For first time, GRPD credits Narcan with saving life

The drug, called Narcan, can stop an opioid overdose if administered quickly

Naloxone, narcan
Naloxone. (file)

GRAND RAPIDS, Mich. (WOOD) — A Grand Rapids police officer who was carrying the drug known as Narcan saved an overdose patient over the Fourth of July weekend.

In the past two weeks, 120 Grand Rapids Police Department officers have taken part in a two-hour training session by Red Project  a community organization looking to promote progressive solutions to drug addiction and HIV — to recognize the signs and symptoms of opioid overdose and how to administer Narcan.

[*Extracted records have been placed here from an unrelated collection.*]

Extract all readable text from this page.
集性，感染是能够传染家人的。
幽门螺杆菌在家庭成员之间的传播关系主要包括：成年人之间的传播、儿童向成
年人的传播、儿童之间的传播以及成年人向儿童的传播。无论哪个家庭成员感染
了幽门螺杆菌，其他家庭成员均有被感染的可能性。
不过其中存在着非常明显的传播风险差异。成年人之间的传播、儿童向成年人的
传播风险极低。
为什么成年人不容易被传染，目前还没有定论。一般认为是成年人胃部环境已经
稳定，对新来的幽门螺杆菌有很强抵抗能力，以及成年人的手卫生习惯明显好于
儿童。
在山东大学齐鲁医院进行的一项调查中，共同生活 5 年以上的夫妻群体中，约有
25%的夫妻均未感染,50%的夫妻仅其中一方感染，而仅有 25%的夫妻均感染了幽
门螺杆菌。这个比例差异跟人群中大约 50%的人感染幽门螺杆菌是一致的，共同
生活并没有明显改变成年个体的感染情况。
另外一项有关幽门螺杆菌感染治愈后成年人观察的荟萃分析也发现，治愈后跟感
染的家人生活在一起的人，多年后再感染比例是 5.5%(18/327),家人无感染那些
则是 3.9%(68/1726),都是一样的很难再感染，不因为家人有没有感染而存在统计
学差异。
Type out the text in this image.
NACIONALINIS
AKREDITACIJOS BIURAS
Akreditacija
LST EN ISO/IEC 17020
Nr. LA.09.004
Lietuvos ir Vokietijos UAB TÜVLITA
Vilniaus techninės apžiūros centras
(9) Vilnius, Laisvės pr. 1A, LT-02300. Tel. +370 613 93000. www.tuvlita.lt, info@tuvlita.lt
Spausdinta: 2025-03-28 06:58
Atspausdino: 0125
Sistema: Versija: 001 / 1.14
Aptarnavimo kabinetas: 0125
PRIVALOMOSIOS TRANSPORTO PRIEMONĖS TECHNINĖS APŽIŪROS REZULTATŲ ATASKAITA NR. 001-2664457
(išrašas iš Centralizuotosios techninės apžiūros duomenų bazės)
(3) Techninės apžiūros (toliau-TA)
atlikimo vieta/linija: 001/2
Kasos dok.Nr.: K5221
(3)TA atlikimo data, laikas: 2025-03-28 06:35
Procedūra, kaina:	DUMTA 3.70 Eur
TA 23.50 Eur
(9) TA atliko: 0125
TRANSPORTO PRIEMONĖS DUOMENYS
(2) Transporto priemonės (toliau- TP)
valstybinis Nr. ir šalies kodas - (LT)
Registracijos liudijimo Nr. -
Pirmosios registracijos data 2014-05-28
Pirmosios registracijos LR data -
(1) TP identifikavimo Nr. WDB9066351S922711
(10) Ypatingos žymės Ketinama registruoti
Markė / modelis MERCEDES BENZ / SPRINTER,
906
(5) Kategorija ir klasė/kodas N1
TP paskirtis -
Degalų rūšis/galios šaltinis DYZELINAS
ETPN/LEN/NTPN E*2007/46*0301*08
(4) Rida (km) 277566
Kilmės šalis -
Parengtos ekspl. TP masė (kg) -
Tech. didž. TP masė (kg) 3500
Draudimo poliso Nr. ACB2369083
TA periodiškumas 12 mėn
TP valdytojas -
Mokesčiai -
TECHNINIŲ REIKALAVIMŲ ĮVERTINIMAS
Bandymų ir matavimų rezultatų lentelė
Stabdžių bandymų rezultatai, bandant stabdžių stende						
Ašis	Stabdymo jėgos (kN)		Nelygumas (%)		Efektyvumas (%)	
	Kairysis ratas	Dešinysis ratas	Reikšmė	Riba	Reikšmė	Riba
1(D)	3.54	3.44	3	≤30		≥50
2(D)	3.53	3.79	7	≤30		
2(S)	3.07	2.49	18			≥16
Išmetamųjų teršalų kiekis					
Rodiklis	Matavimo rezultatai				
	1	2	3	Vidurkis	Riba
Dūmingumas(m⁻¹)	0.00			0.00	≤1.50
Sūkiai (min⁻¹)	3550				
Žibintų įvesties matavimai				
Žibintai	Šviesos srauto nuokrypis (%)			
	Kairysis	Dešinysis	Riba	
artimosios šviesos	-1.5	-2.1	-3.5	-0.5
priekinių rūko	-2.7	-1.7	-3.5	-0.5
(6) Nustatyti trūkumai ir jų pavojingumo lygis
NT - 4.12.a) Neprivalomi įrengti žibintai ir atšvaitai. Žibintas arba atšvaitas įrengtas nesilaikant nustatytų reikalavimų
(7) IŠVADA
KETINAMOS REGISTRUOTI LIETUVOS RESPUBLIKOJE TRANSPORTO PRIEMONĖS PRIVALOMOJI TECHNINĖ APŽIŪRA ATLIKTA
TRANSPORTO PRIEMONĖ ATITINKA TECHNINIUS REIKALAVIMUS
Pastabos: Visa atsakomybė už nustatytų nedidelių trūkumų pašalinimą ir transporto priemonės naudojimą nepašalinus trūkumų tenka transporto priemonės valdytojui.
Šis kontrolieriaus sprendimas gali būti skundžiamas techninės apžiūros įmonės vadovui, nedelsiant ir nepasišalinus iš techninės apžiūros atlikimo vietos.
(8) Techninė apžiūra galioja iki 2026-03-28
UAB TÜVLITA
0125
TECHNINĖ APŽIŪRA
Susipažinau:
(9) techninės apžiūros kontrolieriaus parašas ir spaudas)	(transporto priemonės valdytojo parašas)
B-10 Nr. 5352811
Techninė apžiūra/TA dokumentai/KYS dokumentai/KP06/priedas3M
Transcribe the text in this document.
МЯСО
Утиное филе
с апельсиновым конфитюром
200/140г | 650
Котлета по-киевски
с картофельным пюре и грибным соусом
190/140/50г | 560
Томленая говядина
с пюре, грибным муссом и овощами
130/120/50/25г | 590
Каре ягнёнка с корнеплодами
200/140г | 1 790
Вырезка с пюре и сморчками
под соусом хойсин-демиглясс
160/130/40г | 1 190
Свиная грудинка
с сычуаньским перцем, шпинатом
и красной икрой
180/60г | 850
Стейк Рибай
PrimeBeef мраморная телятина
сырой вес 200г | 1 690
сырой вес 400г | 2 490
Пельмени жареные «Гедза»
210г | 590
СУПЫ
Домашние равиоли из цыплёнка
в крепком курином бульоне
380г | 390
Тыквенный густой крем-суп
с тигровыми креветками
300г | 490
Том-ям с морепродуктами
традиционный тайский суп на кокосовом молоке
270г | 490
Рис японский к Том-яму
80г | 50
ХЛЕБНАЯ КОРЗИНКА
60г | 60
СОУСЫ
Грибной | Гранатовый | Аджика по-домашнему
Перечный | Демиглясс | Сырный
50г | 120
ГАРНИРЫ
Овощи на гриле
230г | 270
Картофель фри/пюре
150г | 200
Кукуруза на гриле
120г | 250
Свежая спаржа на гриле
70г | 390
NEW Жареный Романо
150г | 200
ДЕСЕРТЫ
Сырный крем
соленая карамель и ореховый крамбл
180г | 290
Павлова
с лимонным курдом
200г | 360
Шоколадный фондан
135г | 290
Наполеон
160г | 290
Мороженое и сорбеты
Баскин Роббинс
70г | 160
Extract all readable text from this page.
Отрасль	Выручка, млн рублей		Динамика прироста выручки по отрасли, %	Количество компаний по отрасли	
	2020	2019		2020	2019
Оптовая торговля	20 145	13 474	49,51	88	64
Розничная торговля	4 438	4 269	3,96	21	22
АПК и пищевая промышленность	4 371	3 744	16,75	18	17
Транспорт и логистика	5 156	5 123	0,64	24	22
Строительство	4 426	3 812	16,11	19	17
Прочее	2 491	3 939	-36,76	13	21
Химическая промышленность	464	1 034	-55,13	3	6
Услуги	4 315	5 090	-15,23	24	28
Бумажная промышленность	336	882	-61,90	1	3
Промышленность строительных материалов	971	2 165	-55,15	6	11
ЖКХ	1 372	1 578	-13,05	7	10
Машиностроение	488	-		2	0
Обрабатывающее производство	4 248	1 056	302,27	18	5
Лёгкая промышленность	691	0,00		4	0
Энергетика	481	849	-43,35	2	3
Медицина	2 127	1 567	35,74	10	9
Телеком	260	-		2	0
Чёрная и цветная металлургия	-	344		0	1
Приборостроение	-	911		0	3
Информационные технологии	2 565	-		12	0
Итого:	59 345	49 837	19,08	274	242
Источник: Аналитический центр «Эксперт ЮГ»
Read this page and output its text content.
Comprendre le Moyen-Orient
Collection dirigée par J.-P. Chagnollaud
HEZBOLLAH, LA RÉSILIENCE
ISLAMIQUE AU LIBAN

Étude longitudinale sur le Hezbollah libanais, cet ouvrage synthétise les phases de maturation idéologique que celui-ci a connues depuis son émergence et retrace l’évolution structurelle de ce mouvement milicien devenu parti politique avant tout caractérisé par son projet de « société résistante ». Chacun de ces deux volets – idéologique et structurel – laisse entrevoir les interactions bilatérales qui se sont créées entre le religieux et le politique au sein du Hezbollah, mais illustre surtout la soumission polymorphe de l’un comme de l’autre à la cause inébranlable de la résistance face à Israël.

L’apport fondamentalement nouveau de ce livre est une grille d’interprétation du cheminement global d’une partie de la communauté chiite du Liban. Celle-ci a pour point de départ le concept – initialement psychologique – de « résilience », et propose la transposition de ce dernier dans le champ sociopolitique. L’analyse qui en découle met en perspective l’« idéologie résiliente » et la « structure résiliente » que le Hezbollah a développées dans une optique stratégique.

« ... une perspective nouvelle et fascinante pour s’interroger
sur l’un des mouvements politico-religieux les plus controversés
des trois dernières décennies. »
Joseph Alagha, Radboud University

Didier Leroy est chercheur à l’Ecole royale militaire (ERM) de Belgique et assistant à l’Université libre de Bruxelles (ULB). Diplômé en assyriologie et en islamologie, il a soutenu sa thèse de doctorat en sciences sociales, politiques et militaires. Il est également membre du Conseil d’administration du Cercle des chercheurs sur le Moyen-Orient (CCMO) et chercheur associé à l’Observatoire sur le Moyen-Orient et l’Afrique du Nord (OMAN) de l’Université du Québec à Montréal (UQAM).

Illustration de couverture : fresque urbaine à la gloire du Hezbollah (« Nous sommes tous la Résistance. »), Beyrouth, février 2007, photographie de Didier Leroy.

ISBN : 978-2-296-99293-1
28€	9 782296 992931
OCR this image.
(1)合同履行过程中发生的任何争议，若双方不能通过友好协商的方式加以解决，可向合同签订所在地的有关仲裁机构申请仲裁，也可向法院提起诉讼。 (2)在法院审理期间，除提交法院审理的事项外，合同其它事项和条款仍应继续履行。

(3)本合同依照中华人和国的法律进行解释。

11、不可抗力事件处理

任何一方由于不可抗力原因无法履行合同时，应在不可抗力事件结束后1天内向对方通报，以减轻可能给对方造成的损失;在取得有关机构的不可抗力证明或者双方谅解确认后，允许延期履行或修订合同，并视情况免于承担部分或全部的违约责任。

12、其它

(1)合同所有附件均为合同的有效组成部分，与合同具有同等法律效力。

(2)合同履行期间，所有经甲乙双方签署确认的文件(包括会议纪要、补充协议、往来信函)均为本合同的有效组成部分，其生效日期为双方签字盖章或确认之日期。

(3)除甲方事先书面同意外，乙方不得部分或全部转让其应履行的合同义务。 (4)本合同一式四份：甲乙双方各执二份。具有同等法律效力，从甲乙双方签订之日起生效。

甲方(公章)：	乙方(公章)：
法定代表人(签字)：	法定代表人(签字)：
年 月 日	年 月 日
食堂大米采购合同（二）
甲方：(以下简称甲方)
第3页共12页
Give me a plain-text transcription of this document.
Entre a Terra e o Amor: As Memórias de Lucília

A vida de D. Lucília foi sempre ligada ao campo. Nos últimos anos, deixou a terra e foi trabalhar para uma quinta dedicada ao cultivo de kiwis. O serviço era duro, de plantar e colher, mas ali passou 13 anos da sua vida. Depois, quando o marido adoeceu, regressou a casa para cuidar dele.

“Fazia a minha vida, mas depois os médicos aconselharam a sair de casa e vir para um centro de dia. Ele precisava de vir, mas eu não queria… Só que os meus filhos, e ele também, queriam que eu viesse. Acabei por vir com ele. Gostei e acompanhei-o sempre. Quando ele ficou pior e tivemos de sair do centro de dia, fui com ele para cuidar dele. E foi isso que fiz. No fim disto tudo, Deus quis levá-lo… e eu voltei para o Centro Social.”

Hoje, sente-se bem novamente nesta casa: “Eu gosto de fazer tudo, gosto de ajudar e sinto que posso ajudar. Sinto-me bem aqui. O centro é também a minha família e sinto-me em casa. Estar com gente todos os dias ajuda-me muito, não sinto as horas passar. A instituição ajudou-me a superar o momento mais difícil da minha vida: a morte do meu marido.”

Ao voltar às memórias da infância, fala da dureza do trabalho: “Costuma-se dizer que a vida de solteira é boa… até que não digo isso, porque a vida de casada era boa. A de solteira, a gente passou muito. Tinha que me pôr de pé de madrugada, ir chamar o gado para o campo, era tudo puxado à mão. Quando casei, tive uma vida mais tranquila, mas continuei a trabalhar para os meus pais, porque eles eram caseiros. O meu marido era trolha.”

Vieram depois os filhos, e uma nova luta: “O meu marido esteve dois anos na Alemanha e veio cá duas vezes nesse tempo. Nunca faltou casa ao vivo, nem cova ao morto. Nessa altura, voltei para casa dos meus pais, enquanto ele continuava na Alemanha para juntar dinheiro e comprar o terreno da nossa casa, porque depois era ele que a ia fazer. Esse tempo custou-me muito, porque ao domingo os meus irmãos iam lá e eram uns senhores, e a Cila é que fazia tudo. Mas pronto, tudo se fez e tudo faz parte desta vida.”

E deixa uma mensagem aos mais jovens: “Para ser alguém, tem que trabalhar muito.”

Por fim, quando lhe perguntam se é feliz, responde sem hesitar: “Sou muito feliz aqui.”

Nalaxone, more commonly known as Narcan, can reverse opiate overdoses if administered quickly.

It is the first time a Grand Rapids police officer has saved a life by using Narcan. GRPD and the Kent County Sheriff’s Department are the only agencies in the county to outfit their officers with Narcan kits.

According to data available from the county medical, Kent County saw 75 opioid overdose deaths in 2014, including about 19 from heroin.

Michigan ranks 10th nationally in per capita prescription rates of opioid pain relievers. Experts say painkiller abuse often leads to heroin use. Additionally, Michigan’s rate of heroin-related overdose deaths per 100,000 residents doubled from 4.9 in 2009 to 9.8 in 2013, and the state now ranks 18th nationally in all overdose deaths.